Bilateral efforts aside, a great deal of our multilateral diplomacy, including American engagement at the UN and the Organization of American States, is shaped by the imperatives of human rights and democracy promotion. Although greatly distressed by the selection of Libya to chair the UN Human Rights Commission, the United States intends to remain a driving force at the commission and will challenge this forum to fulfill its mandate to uphold international standards on human rights. We have also worked hand in hand with other democracies to strengthen the Community of Democracies (CD). I led the American delegation to last November's CD meeting in Seoul, where delegates adopted an ambitious plan of action with many specific initiatives designed to enable emerging democracies from different parts of the world to share "best practices" and help each other.

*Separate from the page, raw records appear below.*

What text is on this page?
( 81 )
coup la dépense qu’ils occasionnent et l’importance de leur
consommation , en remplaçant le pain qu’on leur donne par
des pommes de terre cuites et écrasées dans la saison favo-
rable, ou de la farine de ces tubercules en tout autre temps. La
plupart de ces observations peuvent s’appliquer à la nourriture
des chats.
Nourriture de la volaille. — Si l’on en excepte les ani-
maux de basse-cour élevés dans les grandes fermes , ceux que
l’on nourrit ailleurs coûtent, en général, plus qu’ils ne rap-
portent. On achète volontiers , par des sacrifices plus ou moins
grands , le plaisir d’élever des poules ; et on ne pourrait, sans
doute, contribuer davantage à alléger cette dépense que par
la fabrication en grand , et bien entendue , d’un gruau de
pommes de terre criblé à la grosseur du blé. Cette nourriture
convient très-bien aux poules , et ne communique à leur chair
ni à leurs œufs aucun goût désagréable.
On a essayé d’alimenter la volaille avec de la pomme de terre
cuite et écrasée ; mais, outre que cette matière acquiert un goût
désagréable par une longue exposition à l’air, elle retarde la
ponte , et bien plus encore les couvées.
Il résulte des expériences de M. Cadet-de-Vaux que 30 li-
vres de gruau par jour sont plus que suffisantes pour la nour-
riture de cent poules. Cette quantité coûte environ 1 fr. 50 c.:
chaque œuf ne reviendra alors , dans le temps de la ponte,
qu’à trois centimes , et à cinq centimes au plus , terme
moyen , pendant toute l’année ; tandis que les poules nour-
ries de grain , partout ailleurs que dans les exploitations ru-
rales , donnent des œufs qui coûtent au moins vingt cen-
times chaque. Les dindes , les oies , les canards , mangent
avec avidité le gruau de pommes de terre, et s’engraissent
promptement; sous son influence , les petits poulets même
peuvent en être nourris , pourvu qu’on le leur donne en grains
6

For the Bush administration, democracy promotion is not just a "made in the U.S." venture, but a goal shared with many other countries. We also seek to broaden our partnerships with local and global nongovernmental organizations and international organizations, so that we can work together on democracy promotion, advancement of human rights, and humanitarian relief. In fact, the National Endowment for Democracy, Freedom House, and other organizations have played pivotal roles in the development of a democratic culture and the strengthening of civil society.

Ironically, many of the world's countries, including some of our allies, often chide us not for failing to do enough in the democracy arena, but for trying to do too much, for elevating democratic imperatives above those of trade and diplomatic politesse. Yet we remain committed to doing what is right. President George W. Bush observed in his June 1, 2002, West Point speech, "Some worry that it is somehow undiplomatic or impolite to speak the language of right or wrong. I disagree. Different circumstances require different methods, but not different moralities." When appropriate, we go beyond words and subject persistent human rights violators to economic sanctions and other forms of pressure. I cannot think of any other country that has been as willing as the United States has to use both soft and hard power to promote democracy.